In der Ernährungsindustrie werden Hühner derzeit vor allem in zwei „Linien“ gezüchtet: die sogenannten Legehennen und die Masthühner. Die männlichen Tiere aus der für die Eierproduktion bestimmten „Linie“ sind für die Industrie wertlos, da sie weder Eier legen noch schnell genug Fleisch ansetzen. Daher werden die Küken direkt nach dem Schlüpfen in Plastikkisten auf Förderbänder ausgekippt und von den Arbeitern sortiert.
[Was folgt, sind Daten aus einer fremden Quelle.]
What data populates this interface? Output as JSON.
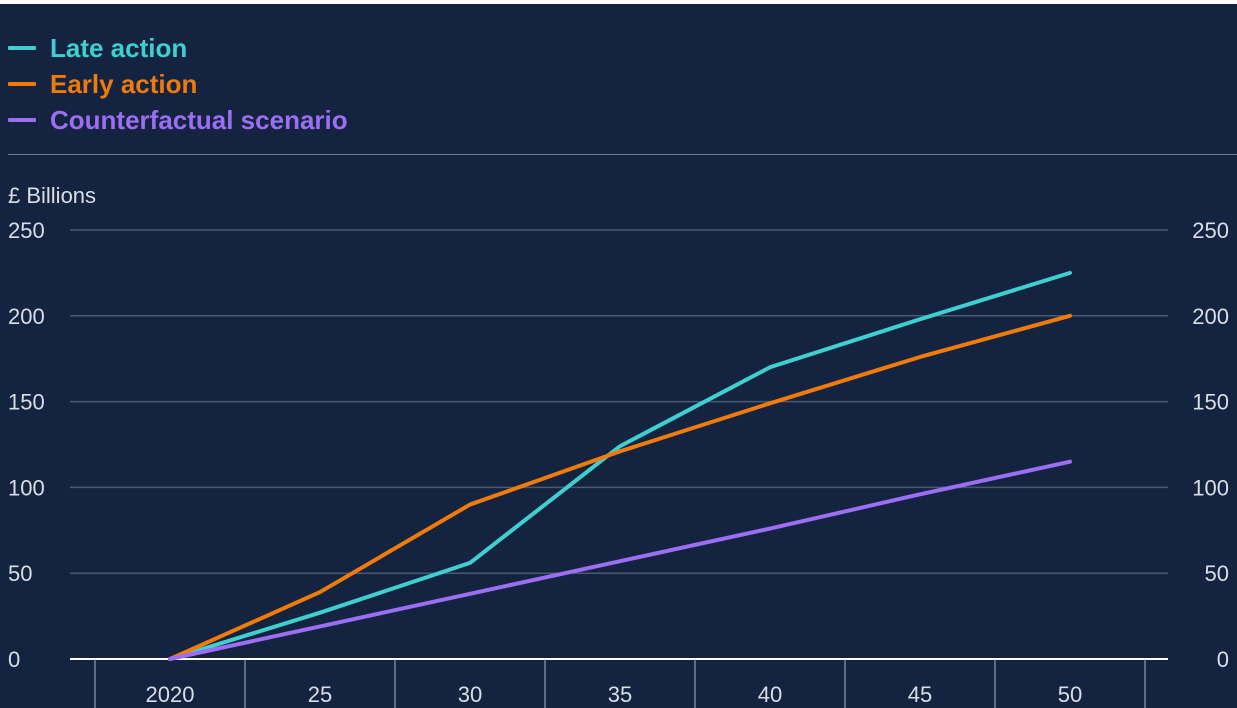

Sind die Tiere weiblich, wird ihnen meist direkt der vordere Teil des Schnabels abgetrennt, bevor sie „verpackt“ und in die Legebetriebe transportiert werden. Die männlichen Tiere werfen die Arbeiter zurück aufs Förderband. Entweder wartet an dessen Ende der Schredder oder die kleinen Hähne werden in große Vergasungsbehälter verfrachtet, in denen sie ersticken.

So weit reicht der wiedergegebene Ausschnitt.